Literature Review: CultureAlign

LRCultureAlign Sukiennik: An Evaluation of Cultural Value Alignment in LLM (arXiv:2504.08863v1)

Take the Values Survey Module, evaluate ground truth, prompt LMs in 1) country-native language 2) model developer language 3) across all languages with role-play based on specific human characteristics, show that GLM-4 is best aligned, and generally models are more US aligned.

LRCultureAlign Adiga: Attention Speaks Volumes: Localizing And Mitigating Bias In Language Models (arXiv:2410.22517v1)

Analyzing concentrated attention across protected class entities shows models’ preference for one entity vs. another; intervening on the attention by rescaling the attention across entities allow bias to somewhat mitigated.

LRCultureAlign Huang: Culturally Aware Natural Language Inference (EMNLP 2023)

Dataset in the shape of NLI, for culture bias identification. MTurk labeled each generation step, while LM generated the hypotheses.

LRCuluterAlign Li: CulturePark—Boosting Cross-cultural Understanding in Large Language Models (arXiv:2405.15145v1)

Prompt LLMs to role-play different cultures. Fine-tuning on rollouts will improve culture evaluation on VSM.

LRCultureAlign Naous: Having Beer after Prayer? Measuring Cultural Bias in Large Language Models (arXiv:2305.14456v4)

Made a Blimp-y dataset (continuation, NER, story generation) and found that a lot of Muslim cultural norms are ignored in favor of wester value.

LRCultureAlign Ziems: Multi-VALUE: A Framework for Cross-Dialectal English NLP (ACL 2023)

Uses rules based translation to change Standard American English to other forms, found that LMs perform worse after perturbation on a serious of tasks.
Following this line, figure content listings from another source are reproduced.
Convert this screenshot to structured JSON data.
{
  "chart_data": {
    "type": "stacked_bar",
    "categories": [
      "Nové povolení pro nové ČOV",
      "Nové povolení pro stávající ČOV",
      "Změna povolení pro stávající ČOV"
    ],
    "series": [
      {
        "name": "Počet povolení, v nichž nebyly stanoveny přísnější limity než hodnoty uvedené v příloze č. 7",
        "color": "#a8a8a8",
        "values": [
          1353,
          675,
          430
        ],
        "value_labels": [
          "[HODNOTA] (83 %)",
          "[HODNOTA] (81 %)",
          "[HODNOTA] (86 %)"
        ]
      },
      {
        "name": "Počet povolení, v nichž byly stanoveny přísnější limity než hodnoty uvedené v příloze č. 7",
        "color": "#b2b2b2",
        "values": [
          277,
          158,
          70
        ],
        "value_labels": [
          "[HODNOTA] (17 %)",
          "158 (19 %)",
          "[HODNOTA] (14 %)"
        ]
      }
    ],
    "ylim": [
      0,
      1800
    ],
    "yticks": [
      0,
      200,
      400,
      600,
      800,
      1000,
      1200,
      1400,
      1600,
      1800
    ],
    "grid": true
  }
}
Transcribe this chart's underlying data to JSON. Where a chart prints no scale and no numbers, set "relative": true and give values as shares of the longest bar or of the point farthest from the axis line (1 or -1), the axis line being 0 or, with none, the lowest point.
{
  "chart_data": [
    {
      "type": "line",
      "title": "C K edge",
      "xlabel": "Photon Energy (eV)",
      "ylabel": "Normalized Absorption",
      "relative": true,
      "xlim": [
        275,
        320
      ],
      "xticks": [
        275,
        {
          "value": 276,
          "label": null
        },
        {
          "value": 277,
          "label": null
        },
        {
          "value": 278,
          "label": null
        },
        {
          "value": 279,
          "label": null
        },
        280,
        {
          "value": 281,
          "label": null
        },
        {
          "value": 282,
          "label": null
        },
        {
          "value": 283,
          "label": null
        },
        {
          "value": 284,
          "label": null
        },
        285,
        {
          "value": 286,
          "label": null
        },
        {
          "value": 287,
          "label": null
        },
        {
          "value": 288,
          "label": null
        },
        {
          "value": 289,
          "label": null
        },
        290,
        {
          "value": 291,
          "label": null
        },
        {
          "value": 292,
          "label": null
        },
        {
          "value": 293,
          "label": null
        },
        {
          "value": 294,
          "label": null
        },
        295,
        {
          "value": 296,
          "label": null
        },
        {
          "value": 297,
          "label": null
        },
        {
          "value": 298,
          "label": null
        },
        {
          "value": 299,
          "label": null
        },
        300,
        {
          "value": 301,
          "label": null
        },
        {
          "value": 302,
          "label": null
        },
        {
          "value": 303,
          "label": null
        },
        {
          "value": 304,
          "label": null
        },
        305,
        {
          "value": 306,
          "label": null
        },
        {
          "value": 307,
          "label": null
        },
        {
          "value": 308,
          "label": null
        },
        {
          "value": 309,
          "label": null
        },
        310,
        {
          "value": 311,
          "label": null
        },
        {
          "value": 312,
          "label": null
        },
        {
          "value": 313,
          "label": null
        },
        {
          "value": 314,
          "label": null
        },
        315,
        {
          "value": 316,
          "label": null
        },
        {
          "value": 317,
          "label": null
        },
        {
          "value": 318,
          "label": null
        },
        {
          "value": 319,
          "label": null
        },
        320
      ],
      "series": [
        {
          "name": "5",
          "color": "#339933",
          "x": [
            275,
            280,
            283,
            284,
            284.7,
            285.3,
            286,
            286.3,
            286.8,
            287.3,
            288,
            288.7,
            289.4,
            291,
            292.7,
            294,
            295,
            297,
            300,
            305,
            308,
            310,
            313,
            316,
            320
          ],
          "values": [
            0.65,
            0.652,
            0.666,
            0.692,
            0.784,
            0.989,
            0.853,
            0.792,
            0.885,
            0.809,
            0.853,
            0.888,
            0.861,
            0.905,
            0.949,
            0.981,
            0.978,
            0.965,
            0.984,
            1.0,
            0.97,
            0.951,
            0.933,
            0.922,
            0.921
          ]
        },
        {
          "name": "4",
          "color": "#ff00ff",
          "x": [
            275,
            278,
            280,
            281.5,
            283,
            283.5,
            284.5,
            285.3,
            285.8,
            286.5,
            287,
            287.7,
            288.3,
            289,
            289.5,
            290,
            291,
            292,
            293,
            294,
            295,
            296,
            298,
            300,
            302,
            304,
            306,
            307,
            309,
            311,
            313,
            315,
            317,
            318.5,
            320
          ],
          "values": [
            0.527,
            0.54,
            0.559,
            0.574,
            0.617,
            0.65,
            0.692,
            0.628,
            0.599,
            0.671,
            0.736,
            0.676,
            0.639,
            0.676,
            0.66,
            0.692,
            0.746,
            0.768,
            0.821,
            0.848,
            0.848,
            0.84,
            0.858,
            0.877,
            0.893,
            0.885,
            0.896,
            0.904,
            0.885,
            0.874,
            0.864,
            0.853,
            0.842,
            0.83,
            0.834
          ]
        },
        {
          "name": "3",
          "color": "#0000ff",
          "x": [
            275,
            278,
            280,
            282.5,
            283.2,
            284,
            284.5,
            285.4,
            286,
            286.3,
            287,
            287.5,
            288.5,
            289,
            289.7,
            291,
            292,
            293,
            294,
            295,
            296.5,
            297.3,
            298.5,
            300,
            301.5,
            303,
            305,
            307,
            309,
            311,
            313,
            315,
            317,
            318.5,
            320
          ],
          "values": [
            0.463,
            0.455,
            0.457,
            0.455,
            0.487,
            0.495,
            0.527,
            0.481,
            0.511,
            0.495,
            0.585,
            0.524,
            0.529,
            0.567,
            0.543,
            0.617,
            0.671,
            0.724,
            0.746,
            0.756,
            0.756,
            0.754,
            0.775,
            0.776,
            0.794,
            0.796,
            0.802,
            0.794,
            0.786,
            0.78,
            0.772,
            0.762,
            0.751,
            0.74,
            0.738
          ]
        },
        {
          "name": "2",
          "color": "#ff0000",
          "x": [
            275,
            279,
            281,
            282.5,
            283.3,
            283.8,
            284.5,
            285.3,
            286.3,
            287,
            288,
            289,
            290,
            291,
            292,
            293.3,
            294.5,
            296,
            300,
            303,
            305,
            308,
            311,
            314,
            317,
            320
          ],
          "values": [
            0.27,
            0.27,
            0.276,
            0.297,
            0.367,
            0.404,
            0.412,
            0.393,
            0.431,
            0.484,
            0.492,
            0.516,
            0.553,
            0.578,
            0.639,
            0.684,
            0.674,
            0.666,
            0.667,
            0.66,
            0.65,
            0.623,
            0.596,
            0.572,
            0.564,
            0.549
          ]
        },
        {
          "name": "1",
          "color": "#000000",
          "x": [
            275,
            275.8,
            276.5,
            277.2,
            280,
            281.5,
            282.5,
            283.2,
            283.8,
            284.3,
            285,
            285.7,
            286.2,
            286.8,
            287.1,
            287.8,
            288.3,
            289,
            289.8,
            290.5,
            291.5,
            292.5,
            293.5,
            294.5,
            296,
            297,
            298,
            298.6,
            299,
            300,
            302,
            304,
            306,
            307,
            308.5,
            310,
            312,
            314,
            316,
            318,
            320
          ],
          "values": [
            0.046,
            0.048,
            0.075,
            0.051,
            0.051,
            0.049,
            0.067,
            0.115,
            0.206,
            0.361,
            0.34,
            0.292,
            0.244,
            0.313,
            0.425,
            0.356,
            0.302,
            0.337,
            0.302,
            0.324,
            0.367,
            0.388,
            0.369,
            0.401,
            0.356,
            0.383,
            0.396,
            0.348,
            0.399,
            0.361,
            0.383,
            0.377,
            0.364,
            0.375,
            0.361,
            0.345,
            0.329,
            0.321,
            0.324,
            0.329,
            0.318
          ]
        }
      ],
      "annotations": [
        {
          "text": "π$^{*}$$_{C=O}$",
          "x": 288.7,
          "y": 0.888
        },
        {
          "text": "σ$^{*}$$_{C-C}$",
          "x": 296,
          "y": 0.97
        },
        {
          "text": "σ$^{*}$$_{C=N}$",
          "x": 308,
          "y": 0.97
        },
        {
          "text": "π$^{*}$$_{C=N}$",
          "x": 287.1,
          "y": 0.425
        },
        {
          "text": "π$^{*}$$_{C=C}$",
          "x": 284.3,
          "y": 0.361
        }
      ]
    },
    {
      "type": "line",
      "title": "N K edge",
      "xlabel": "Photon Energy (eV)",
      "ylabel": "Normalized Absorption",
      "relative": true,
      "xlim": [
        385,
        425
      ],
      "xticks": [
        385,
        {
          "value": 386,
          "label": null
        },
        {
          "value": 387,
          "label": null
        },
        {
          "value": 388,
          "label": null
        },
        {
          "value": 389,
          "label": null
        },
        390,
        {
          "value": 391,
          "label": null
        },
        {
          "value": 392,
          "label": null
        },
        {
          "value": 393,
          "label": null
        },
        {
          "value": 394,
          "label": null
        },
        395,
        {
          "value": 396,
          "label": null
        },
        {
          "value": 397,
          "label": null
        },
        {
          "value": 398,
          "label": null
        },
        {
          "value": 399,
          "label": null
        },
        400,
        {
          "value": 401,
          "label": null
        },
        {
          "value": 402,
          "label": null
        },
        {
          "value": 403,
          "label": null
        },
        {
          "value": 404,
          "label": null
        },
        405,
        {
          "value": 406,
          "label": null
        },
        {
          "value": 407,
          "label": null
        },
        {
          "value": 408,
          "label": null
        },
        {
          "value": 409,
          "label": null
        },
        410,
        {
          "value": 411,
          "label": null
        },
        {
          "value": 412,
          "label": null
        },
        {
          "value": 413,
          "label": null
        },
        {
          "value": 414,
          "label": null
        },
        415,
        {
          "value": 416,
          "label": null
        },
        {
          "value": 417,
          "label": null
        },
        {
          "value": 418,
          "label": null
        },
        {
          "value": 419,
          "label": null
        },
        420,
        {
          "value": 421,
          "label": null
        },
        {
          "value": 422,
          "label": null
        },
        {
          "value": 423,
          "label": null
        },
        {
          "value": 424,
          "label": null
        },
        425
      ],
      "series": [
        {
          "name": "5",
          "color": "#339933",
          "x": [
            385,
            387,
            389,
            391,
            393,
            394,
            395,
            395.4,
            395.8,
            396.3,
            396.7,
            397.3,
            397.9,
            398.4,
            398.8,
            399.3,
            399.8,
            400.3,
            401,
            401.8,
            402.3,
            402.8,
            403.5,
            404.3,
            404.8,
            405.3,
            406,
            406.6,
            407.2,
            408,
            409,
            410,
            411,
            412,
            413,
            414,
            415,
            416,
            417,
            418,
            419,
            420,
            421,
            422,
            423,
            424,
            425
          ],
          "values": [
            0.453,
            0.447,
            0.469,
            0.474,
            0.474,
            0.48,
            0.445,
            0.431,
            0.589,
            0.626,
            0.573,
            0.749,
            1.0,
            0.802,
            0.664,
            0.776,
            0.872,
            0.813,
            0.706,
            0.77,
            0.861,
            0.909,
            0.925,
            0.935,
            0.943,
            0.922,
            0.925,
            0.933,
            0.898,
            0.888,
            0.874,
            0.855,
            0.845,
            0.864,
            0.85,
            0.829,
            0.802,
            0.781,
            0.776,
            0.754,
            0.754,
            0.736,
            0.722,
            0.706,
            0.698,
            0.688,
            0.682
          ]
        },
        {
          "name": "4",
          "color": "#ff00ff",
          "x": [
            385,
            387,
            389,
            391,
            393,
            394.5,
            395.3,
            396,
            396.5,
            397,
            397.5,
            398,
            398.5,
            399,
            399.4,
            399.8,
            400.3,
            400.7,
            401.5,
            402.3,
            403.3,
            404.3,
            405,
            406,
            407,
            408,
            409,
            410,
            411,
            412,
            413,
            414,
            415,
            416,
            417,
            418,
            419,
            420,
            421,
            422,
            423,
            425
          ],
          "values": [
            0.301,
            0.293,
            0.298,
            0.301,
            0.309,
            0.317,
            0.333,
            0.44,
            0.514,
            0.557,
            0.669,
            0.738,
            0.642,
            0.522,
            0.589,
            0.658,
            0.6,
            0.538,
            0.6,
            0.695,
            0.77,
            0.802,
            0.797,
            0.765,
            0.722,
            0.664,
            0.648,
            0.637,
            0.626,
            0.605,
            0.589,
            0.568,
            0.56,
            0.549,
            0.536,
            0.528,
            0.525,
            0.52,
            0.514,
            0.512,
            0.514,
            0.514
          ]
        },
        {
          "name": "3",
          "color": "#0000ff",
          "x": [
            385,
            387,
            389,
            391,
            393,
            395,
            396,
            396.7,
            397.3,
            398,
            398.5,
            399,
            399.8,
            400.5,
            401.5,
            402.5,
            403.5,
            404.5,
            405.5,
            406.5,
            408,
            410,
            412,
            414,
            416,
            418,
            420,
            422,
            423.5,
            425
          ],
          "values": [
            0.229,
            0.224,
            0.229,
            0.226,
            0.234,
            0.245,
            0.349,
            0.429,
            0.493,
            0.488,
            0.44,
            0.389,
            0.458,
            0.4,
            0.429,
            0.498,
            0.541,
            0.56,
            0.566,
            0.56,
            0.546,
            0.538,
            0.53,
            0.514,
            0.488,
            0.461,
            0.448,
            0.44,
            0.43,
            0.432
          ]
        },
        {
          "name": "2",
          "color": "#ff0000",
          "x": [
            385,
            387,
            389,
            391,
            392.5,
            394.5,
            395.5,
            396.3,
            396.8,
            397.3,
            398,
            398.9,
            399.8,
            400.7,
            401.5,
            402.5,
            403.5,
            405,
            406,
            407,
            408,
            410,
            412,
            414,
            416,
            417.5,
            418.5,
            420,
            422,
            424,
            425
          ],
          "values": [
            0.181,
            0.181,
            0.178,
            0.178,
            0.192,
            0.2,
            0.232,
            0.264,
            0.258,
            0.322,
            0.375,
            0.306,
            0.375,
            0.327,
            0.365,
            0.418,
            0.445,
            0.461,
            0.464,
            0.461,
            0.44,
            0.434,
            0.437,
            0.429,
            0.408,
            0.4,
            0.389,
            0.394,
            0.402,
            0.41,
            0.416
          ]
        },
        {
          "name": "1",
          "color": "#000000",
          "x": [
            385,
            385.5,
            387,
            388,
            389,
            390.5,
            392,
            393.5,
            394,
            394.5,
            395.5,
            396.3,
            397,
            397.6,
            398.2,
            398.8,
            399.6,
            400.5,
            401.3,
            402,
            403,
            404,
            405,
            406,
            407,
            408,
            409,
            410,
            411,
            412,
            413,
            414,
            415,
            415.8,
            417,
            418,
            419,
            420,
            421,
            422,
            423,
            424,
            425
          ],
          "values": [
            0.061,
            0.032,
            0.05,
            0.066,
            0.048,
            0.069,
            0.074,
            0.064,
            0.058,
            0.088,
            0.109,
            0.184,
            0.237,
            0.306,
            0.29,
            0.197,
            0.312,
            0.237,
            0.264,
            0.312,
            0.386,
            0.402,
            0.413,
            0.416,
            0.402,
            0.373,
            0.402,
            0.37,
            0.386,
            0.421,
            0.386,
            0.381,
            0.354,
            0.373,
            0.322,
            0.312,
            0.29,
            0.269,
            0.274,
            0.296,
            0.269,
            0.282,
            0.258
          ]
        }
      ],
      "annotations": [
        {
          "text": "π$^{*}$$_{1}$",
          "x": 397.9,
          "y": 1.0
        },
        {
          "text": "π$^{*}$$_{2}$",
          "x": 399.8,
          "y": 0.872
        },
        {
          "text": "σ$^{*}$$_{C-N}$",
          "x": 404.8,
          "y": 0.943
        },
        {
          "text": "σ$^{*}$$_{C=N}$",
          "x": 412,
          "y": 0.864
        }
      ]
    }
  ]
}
LRCultureAlign Khan: Randomness, Not Representation: The Unreliability of Evaluating Cultural Alignment in LLMs (arXiv:2503.08688v2)

Culture evaluation results are extremely variant under different testing methodologies. Slight variations break and change benchmark.

LRCultureAlign Xiao: Task-Agnostic Low-Rank Adapters for Unseen English Dialects (EMNLP 2023)

Stick a LoRA between dialect feature network and then the adapter weights to perform alignment

LRCuluterAlign Ryan: Unintended Impacts of LLM Alignment on Global Representation (arXiv:2402.15018v2)

Alignment improves capabilities a few languages, but rewards lower to other places. i.e., alignment makes things more American centric.